Open Secret
Far from its days as a hidden nuclear command post, this Cold War bunker is a top tourist draw
FROM the outside, it looks like any of the other unassuming farms scattered across the East Neuk. But then, that’s the whole point. For 30 metres (100 feet) beneath the farmhouse at Troywood, near Anstruther, is the Cold War bunker where Scotland’s top brass would have run what was left of the country in the event of a nuclear war.
It contained everything officials and military chiefs believed they needed in order to safeguard and provide for the surviving civilian population.
Incredibly, it was still operational until the early 1990s, when the end of the Cold War rendered it obsolete.
In the three decades since it was decommissioned, it has been transformed from one of the Fife countryside’s best-kept secrets to one of Scotland’s most popular – and unusual – tourist attractions.
Before it was reborn as Scotland’s Secret Bunker
– now a Visitscotland four-star museum – the site was known to a select few as RAF Troywood.
It was constructed in the early 1950s in response to the very real threat of a nuclear war with the USSR.
Initially it operated as a radar station and listening post, one of a chain of so-called Rotor stations which sprang up along the coastline after the Second World War.
These were built to a standard plan with an entrance “bungalow” above, although Troywood was given a number of distinct touches to help it blend in with its East Neuk surroundings, including the red roof tiles common to the surrounding fishing villages.
The station’s original purpose was to detect Russian bombers and alert RAF crews to intercept them.
Its location, on a low hill overlooking the gentle slope of farmland towards the North Sea, gave it the perfect vantage point.

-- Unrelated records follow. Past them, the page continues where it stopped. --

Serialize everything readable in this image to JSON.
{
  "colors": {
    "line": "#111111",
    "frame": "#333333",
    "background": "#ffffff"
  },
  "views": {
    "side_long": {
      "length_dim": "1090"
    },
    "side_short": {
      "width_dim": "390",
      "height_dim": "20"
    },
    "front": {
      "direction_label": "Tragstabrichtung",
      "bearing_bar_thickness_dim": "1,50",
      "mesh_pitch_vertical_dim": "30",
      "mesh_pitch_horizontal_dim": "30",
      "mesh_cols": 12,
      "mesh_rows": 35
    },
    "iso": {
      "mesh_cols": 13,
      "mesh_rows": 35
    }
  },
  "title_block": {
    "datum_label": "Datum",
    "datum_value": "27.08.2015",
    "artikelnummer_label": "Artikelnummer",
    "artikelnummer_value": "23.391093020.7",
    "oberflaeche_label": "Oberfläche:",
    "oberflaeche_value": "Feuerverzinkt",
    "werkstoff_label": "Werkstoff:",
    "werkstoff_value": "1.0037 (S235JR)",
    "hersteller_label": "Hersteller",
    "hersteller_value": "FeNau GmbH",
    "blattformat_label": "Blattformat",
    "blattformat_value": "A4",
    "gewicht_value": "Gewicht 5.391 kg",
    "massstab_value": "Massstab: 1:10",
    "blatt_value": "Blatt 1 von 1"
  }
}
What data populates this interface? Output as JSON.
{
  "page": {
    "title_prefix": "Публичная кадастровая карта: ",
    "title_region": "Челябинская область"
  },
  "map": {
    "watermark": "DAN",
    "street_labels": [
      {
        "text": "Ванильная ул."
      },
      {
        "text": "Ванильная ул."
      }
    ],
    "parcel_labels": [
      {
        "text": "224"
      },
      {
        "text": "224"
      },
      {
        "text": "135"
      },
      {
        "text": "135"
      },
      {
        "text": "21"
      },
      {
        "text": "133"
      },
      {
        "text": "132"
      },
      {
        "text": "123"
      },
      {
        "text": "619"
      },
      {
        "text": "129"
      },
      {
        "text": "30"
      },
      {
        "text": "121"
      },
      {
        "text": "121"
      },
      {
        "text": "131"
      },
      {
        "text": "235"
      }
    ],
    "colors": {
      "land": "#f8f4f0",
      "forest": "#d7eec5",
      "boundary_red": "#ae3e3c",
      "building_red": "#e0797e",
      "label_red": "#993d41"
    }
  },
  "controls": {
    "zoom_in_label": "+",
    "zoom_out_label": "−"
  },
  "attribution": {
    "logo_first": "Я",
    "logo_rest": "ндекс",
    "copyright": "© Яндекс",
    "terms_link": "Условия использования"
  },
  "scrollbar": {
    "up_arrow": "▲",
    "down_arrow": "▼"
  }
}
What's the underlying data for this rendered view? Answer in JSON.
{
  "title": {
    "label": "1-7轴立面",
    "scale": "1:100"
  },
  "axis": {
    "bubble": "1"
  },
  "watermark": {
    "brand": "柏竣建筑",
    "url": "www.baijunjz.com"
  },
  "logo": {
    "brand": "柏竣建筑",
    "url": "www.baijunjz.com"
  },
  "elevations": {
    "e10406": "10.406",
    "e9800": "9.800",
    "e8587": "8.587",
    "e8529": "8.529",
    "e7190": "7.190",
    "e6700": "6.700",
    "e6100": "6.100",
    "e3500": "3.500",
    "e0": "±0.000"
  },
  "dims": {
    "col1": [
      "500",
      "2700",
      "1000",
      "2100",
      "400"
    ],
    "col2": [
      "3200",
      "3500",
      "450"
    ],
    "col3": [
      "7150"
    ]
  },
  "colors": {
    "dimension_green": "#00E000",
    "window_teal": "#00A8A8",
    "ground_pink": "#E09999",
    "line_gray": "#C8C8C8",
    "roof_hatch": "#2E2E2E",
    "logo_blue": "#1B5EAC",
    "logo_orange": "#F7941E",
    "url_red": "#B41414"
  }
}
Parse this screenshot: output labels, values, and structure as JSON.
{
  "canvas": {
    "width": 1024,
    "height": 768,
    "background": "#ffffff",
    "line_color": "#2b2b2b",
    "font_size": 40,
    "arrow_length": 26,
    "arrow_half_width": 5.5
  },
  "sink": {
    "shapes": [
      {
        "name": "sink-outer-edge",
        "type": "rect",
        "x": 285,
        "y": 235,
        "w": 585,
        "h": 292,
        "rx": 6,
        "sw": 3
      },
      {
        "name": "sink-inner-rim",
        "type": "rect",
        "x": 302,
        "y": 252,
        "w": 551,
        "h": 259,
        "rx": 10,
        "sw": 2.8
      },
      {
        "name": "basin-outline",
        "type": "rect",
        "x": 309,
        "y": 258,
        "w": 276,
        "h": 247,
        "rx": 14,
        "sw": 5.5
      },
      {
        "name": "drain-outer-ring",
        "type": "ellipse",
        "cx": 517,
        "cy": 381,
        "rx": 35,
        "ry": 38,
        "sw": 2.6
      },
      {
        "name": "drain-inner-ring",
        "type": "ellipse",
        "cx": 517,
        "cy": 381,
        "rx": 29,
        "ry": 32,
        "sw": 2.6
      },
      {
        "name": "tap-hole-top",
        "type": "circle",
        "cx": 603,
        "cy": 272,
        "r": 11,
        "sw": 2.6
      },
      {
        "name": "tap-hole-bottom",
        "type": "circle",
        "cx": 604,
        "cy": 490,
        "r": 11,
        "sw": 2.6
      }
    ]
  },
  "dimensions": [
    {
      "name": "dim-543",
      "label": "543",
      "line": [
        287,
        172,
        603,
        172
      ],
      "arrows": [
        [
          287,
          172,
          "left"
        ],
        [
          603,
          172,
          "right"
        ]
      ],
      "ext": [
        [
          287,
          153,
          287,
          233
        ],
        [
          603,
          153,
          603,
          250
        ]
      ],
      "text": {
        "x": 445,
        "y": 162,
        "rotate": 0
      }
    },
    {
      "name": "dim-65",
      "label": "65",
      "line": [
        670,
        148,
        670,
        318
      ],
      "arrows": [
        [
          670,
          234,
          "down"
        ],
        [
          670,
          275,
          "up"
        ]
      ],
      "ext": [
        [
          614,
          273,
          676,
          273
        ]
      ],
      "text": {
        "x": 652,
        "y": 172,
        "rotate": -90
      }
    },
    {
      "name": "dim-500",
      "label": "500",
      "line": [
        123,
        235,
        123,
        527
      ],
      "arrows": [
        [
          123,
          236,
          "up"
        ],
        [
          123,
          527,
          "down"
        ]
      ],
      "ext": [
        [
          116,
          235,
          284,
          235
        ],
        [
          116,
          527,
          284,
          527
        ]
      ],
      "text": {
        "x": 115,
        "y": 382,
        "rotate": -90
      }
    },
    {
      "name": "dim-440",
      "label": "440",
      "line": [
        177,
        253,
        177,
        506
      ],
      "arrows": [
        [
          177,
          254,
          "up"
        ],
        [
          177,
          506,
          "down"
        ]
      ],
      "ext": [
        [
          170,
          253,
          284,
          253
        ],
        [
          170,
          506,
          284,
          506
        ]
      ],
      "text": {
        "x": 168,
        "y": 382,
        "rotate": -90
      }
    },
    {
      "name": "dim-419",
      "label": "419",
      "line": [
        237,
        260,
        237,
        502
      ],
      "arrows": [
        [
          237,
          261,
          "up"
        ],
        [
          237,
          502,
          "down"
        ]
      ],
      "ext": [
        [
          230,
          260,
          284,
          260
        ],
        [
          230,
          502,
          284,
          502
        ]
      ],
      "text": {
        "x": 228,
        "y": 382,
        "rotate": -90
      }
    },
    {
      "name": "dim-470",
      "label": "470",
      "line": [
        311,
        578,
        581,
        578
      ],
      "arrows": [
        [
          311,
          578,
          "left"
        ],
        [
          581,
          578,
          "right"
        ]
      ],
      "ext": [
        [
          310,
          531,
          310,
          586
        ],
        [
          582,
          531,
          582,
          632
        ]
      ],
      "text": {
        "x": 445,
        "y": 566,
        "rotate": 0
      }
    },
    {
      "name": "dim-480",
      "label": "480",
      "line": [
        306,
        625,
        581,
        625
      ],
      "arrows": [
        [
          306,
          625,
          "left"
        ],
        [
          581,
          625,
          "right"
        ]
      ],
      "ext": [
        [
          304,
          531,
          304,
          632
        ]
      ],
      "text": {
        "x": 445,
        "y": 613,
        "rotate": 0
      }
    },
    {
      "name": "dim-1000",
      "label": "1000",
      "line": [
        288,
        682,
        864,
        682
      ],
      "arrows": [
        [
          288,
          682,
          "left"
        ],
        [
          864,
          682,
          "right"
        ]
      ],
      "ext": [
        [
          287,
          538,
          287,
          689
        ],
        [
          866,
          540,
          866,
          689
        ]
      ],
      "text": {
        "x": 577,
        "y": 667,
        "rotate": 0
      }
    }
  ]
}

By the end of the 1950s it was no longer needed as a listening station and it briefly became a headquarters for the regional civil defence corps, who were again focused on the response to a potential nuclear strike.
“For those who lived through the Cold War, been” it’s an insight into what might have
Its function stepped up a gear in the 1970s when it was designated a regional nuclear command control centre and the bunker was expanded to the size of two football pitches, one on top of the other.
Had the bomb dropped, ministers of state, the health secretary, members of the emergency services, MPS, council officials and senior figures in the military would all have come here to live and work.
Beneath “the farmhouse” and lying beyond the three-tonne, hermetically-sealed blast-proof door, leading on to a 45-metre (150 feet) long tunnel, there were six dormitories, with space for 300 people, plus the secretary of state’s own suite and separate living quarters for senior staff.
In addition to the command centre, radar room and armoury, it boasted a chapel, which had its own resident clergy throughout the Cold War.
There was even a broadcasting studio, where BBC staff would have transmitted emergency broadcasts.
It’s thought the bunker residents would have had sufficient provisions – a tasty feast of Spam, beans and Smash – to survive underground for several months.
Nowadays, two cinemas show archive footage from Hiroshima, in Japan, and a CND room details efforts by the Scottish Campaign for Nuclear Disarmament to rid Scotland of the Trident missile system.
But much of the museum is as the RAF left it in the 1990s and its former uses are brought back to life through a collection of displays – featuring weapons, original documents and military vehicles.
It’s a fascinating, if at times sobering, experience for visitors of all ages. And for those who lived through the Cold War and the threat of nuclear devastation, it provides a chilling insight into what might have been. Wheelchairs are available on each floor, though there are no lifts – visitors will have to be able to manage the 16 stairs between the reception area and the entrance to the bunker itself.